3. Reforms in Industry: Industrial growth has also recorded a slowdown during the reform period because of decreasing demand of industrial products due to various reasons such as:
a. Domestic manufacturers are facing competition from cheaper imports, which have replaced the demand for domestic goods.
b. The infrastructure facilities, including power supply, have remained inadequate due to lack of investment.
c. A developing country like India still does not have access to developed countries’ markets because of non- tariff barriers. (For e.g. Although all quota restrictions on exports of textiles and clothing have been removed in India, USA has not removed their quota restrictions on import of textiles from India and China.)
4. Effect of disinvestment: The assets of PSEs have been undervalued and sold to the public sector. This means that there has been a substantial loss to the government. Moreover, the proceeds from disinvestment were used to offset the shortage of government revenues rather than using it for the development of PSEs and building social infrastructure in the country.
5. Fiscal Policy and Reforms: Economic reforms have placed limits on the growth of public expenditure, especially in social sectors.
a. The tax reductions in the reform period, aimed at yielding larger revenue and to curb tax evasion, have not resulted in increase in tax revenue for the government.
b. The reform policies involving tariff reduction have reduced the scope for raising revenue through custom duties.

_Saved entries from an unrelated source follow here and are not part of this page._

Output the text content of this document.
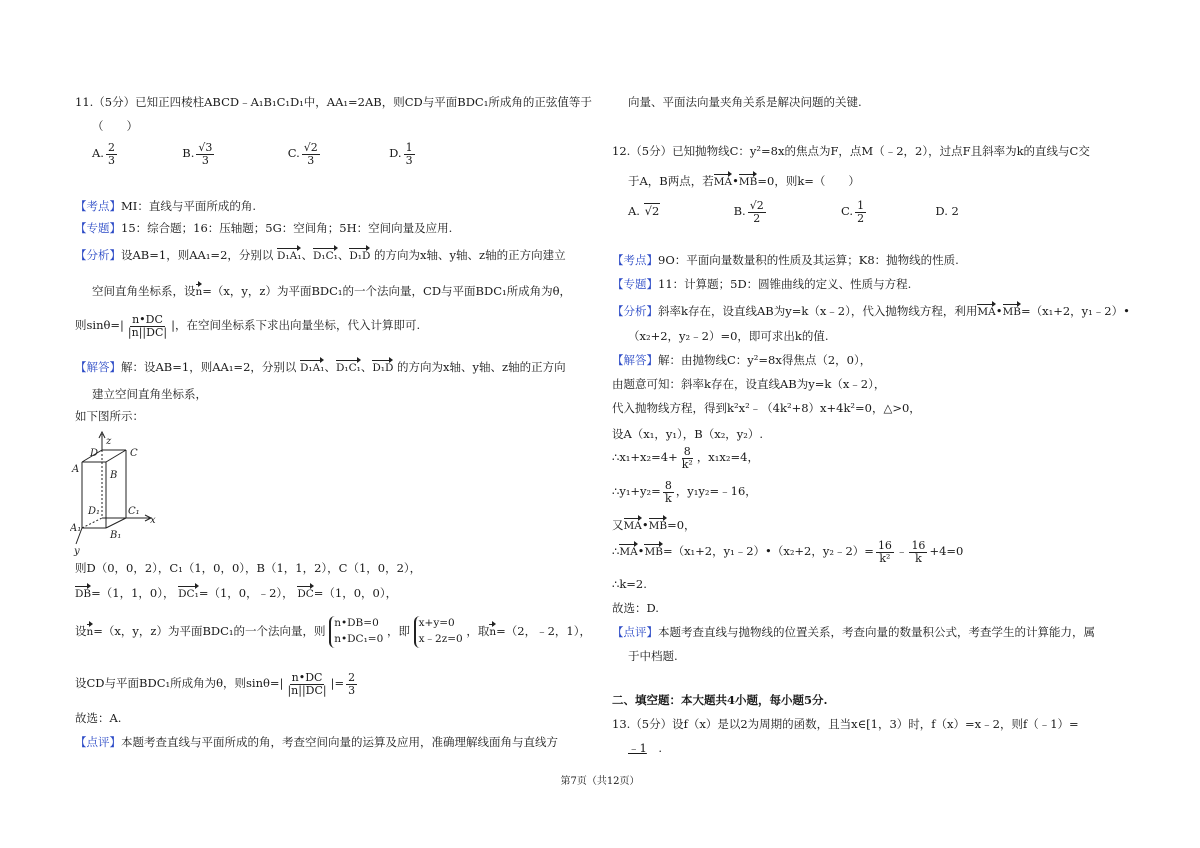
11.（5分）已知正四棱柱ABCD﹣A₁B₁C₁D₁中，AA₁=2AB，则CD与平面BDC₁所成角的正弦值等于
（　　）
A. $\frac{2}{3}$	B. $\frac{√3}{3}$	C. $\frac{√2}{3}$	D. $\frac{1}{3}$
【考点】MI：直线与平面所成的角.
【专题】15：综合题；16：压轴题；5G：空间角；5H：空间向量及应用.
【分析】设AB=1，则AA₁=2，分别以 D₁A₁、D₁C₁、D₁D 的方向为x轴、y轴、z轴的正方向建立
空间直角坐标系，设n=（x，y，z）为平面BDC₁的一个法向量，CD与平面BDC₁所成角为θ，
则$\sin\theta=| \frac{n•DC}{|n||DC|}$ |，在空间坐标系下求出向量坐标，代入计算即可.
【解答】解：设AB=1，则AA₁=2，分别以 D₁A₁、D₁C₁、D₁D 的方向为x轴、y轴、z轴的正方向
建立空间直角坐标系，
如下图所示：
z
x
y
D	C
A
B
D₁	C₁
A₁
B₁
则D（0，0，2），C₁（1，0，0），B（1，1，2），C（1，0，2），
DB=（1，1，0）， DC₁=（1，0，﹣2）， DC=（1，0，0），
设n=（x，y，z）为平面BDC₁的一个法向量，则
n•DB=0
n•DC₁=0
，即
x+y=0
x﹣2z=0
，取n=（2，﹣2，1），
设CD与平面BDC₁所成角为θ，则$\sin\theta=| \frac{n•DC}{|n||DC|}$ |= $\frac{2}{3}$
故选：A.
【点评】本题考查直线与平面所成的角，考查空间向量的运算及应用，准确理解线面角与直线方
向量、平面法向量夹角关系是解决问题的关键.
12.（5分）已知抛物线C：y²=8x的焦点为F，点M（﹣2，2），过点F且斜率为k的直线与C交
于A，B两点，若MA•MB=0，则k=（　　）
A. √2	B. $\frac{√2}{2}$	C. $\frac{1}{2}$	D. 2
【考点】9O：平面向量数量积的性质及其运算；K8：抛物线的性质.
【专题】11：计算题；5D：圆锥曲线的定义、性质与方程.
【分析】斜率k存在，设直线AB为y=k（x﹣2），代入抛物线方程，利用MA•MB=（x₁+2，y₁﹣2）•
（x₂+2，y₂﹣2）=0，即可求出k的值.
【解答】解：由抛物线C：y²=8x得焦点（2，0），
由题意可知：斜率k存在，设直线AB为y=k（x﹣2），
代入抛物线方程，得到k²x²﹣（4k²+8）x+4k²=0，△>0，
设A（x₁，y₁），B（x₂，y₂）.
∴x₁+x₂=4+ $\frac{8}{\text{k²}}$ ，x₁x₂=4，
∴y₁+y₂= $\frac{8}{k}$ ，y₁y₂=﹣16，
又MA•MB=0，
∴MA•MB=（x₁+2，y₁﹣2）•（x₂+2，y₂﹣2）= $\frac{16}{\text{k²}}$ ﹣ $\frac{16}{k} +4=0$
∴k=2.
故选：D.
【点评】本题考查直线与抛物线的位置关系，考查向量的数量积公式，考查学生的计算能力，属
于中档题.
二、填空题：本大题共4小题，每小题5分.
13.（5分）设f（x）是以2为周期的函数，且当x∈[1，3）时，f（x）=x﹣2，则f（﹣1）=
﹣1　.
第7页（共12页）
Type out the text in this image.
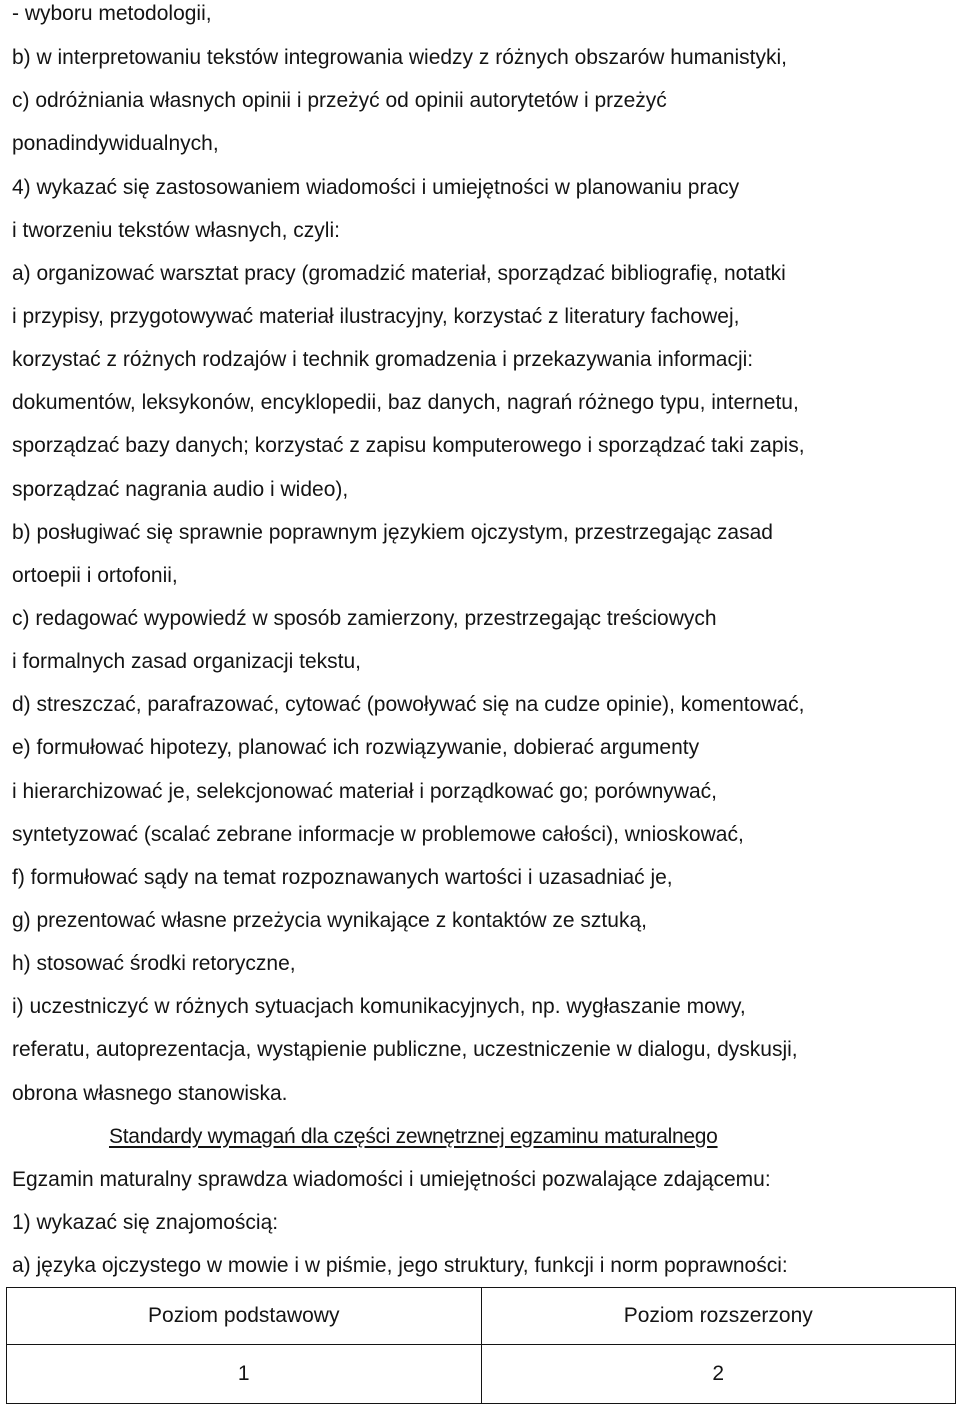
- wyboru metodologii,
b) w interpretowaniu tekstów integrowania wiedzy z różnych obszarów humanistyki,
c) odróżniania własnych opinii i przeżyć od opinii autorytetów i przeżyć
ponadindywidualnych,
4) wykazać się zastosowaniem wiadomości i umiejętności w planowaniu pracy
i tworzeniu tekstów własnych, czyli:
a) organizować warsztat pracy (gromadzić materiał, sporządzać bibliografię, notatki
i przypisy, przygotowywać materiał ilustracyjny, korzystać z literatury fachowej,
korzystać z różnych rodzajów i technik gromadzenia i przekazywania informacji:
dokumentów, leksykonów, encyklopedii, baz danych, nagrań różnego typu, internetu,
sporządzać bazy danych; korzystać z zapisu komputerowego i sporządzać taki zapis,
sporządzać nagrania audio i wideo),
b) posługiwać się sprawnie poprawnym językiem ojczystym, przestrzegając zasad
ortoepii i ortofonii,
c) redagować wypowiedź w sposób zamierzony, przestrzegając treściowych
i formalnych zasad organizacji tekstu,
d) streszczać, parafrazować, cytować (powoływać się na cudze opinie), komentować,
e) formułować hipotezy, planować ich rozwiązywanie, dobierać argumenty
i hierarchizować je, selekcjonować materiał i porządkować go; porównywać,
syntetyzować (scalać zebrane informacje w problemowe całości), wnioskować,
f) formułować sądy na temat rozpoznawanych wartości i uzasadniać je,
g) prezentować własne przeżycia wynikające z kontaktów ze sztuką,
h) stosować środki retoryczne,
i) uczestniczyć w różnych sytuacjach komunikacyjnych, np. wygłaszanie mowy,
referatu, autoprezentacja, wystąpienie publiczne, uczestniczenie w dialogu, dyskusji,
obrona własnego stanowiska.
Standardy wymagań dla części zewnętrznej egzaminu maturalnego
Egzamin maturalny sprawdza wiadomości i umiejętności pozwalające zdającemu:
1) wykazać się znajomością:
a) języka ojczystego w mowie i w piśmie, jego struktury, funkcji i norm poprawności:
Poziom podstawowy	Poziom rozszerzony
1	2
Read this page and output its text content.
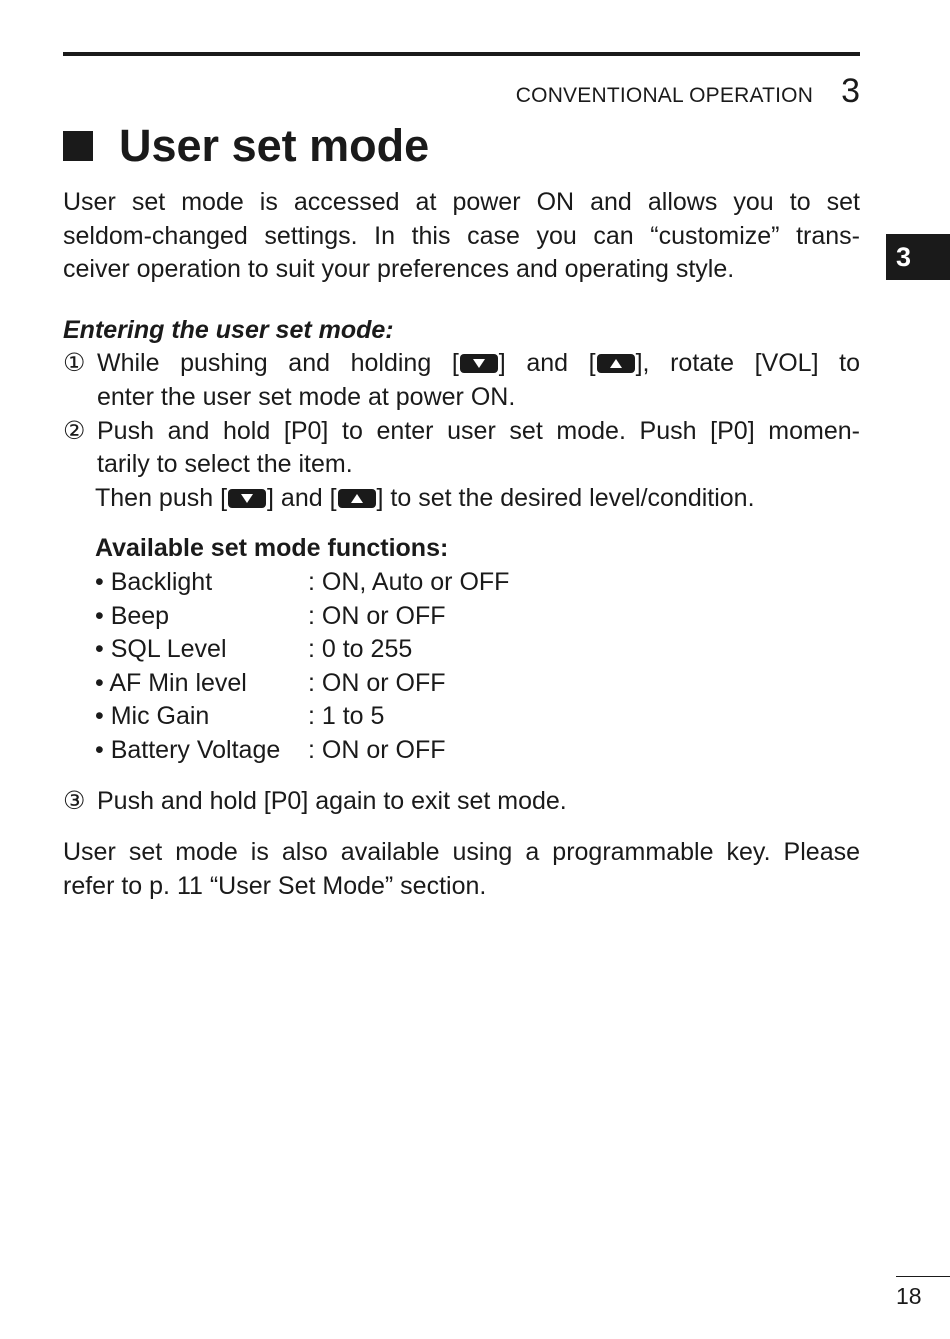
CONVENTIONAL OPERATION 3
User set mode
3

User set mode is accessed at power ON and allows you to set

seldom-changed settings. In this case you can “customize” trans-

ceiver operation to suit your preferences and operating style.

Entering the user set mode:

① While pushing and holding [ ] and [ ], rotate [VOL] to

enter the user set mode at power ON.

② Push and hold [P0] to enter user set mode. Push [P0] momen-

tarily to select the item.

Then push [ ] and [ ] to set the desired level/condition.

Available set mode functions:

• Backlight	: ON, Auto or OFF
• Beep	: ON or OFF
• SQL Level	: 0 to 255
• AF Min level	: ON or OFF
• Mic Gain	: 1 to 5
• Battery Voltage	: ON or OFF
③ Push and hold [P0] again to exit set mode.

User set mode is also available using a programmable key. Please

refer to p. 11 “User Set Mode” section.

18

c. Tax incentives provided to foreign investors to attract foreign investment, has further reduced the scope for raising tax revenues.
This has a negative impact on developmental and welfare expenditure
Effect of reforms on welfare and social justice:
a. It has increased the income and quality of consumption of only high- income groups and the growth and employment has been concentrated only in some select areas in the services sector such as telecommunication, information technology, finance, entertainment rather than vital sectors such as agriculture and industry, which provide livelihoods to millions of people in the country.
b. It has adversely affected the agricultural sector incomes due to removal of subsidies and import duties.
c. Due to export oriented agricultural strategies and shift towards cash crops, there has been a rise in price of food grains affecting the lower income groups adversely.
d. It has resulted in the wiping out of small manufacturing and retail outlets because of cheap imports.
e. Globalisation has increased the inequalities of income and wealth between the rich skilled and the poor unskilled population.